The late 1970s were not a particularly happy time for Mieczysław Weinberg (Pol. Wajnberg). 1975 brought the death of Dmitri Shostakovich, to whose kindness and friendship Weinberg owed a lot for more than three decades. Several of the dedicated performers of Weinberg’s music had emigrated, and those who stayed in the Soviet Union presented his works less and less frequently. Sometimes they even refused, explaining that his new scores did not meet their expectations. In the face of such adversities, Weinberg nevertheless continued to compose, and in 1977 he returned to the string quartet genre.
The composer had written his first string quartet in 1937, while still in Warsaw. After his escape to the Soviet Union in September 1939, he composed more of them, sometimes in ‘series’. Work on the Fourteenth began on 1st May 1978 in Moscow and continued in the Union of Soviet Composers’ Retreat in Staraya Ruza near Moscow until 11th August. String Quartet No. 14 consists of five movements played attacca as one whole and only marked with metronomic indications. (…)
Weinberg’s String Quartet No. 14 was most likely never performed in the composer’s lifetime. The first documented performance was given by Quatuor Danel in 2007 in Manchester. Despite this, less than half a year after writing the last note of this quartet, Weinberg began to compose his Fifteenth, which it took him two winter months to complete (1st January to 1st March 1979). This composition takes the unusual form of a suite made up
of as many as nine movements, likewise only marked with metronomic indications.
While the striking contrast found in the 1st movement of the previous quartet may bring to mind associations with Gustav Mahler, who was young Weinberg’s great fascination, the clash of different musical worlds in the opening of the Fifteenth suggests the postmodernist aesthetic that was then gaining popularity among Soviet composers of the young generation. The main advocate of this style was Alfred Schnittke, who juxtaposed
ostentatiously tonal, even banal elements with typically modernist, atonal ones. (…)
The mirrored motifs, the character of the 5th movement, and a finale that refers back to the previous movements – made some commentators speak of Bela Bartók’s influence, and indeed he may partly have inspired Weinberg in his work on String Quartet No. 15, dedicated to four young instrumentalists who were the first to play Bartók’s works in the Soviet Union. From 1975 they all attended the class of Valentin Berlinsky, the cellist of Borodin String Quartet and Weinberg’s long-time friend. In 1976 they won a competition in Budapest and began to perform as Moscow String Quartet. In September 1980 they were the first (and until 2008 also the last) to play Weinberg’s Fifteenth.

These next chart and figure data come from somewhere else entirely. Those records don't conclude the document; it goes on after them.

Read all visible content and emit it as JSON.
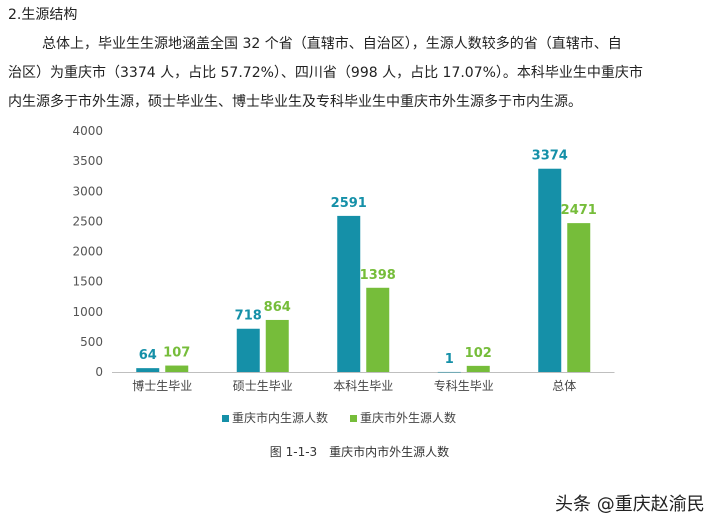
{
  "heading": "2.生源结构",
  "paragraph_lines": [
    "总体上，毕业生生源地涵盖全国 32 个省（直辖市、自治区），生源人数较多的省（直辖市、自",
    "治区）为重庆市（3374 人，占比 57.72%）、四川省（998 人，占比 17.07%）。本科毕业生中重庆市",
    "内生源多于市外生源，硕士毕业生、博士毕业生及专科毕业生中重庆市外生源多于市内生源。"
  ],
  "caption": "图 1-1-3　重庆市内市外生源人数",
  "watermark": "头条 @重庆赵渝民",
  "chart_data": {
    "type": "bar",
    "categories": [
      "博士生毕业",
      "硕士生毕业",
      "本科生毕业",
      "专科生毕业",
      "总体"
    ],
    "series": [
      {
        "name": "重庆市内生源人数",
        "values": [
          64,
          718,
          2591,
          1,
          3374
        ],
        "color": "#1590a8"
      },
      {
        "name": "重庆市外生源人数",
        "values": [
          107,
          864,
          1398,
          102,
          2471
        ],
        "color": "#76bd3a"
      }
    ],
    "yticks": [
      "0",
      "500",
      "1000",
      "1500",
      "2000",
      "2500",
      "3000",
      "3500",
      "4000"
    ],
    "ylim": [
      0,
      4000
    ],
    "grid": false,
    "legend": "bottom"
  }
}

Borodin String Quartet, in its turn, is implicated in the origin of Three Palms. In 1977, the ensemble was preparing a recording of Arnold Schoenberg’s String Quartet No. 2, in the last two movements of which the quartet is joined by a female singer. This concept must have inspired Weinberg, since in the autumn of 1977 he wrote a piece for precisely the same performing forces. The voice plays a prominent role in the music from the beginning; the composer himself referred to this piece as a cantata. Berlinsky recalled: “[W]e performed Three Palms with Ludmila Belobragina, unfortunately only twice. It is a piece abounding in symbols and colours, far from easy, with modernist twists untypical of Weinberg.” (Information concerning a performance of this composition with Galina Pisarenko on 28th November 1984, found in several sources, therefore seems erroneous.)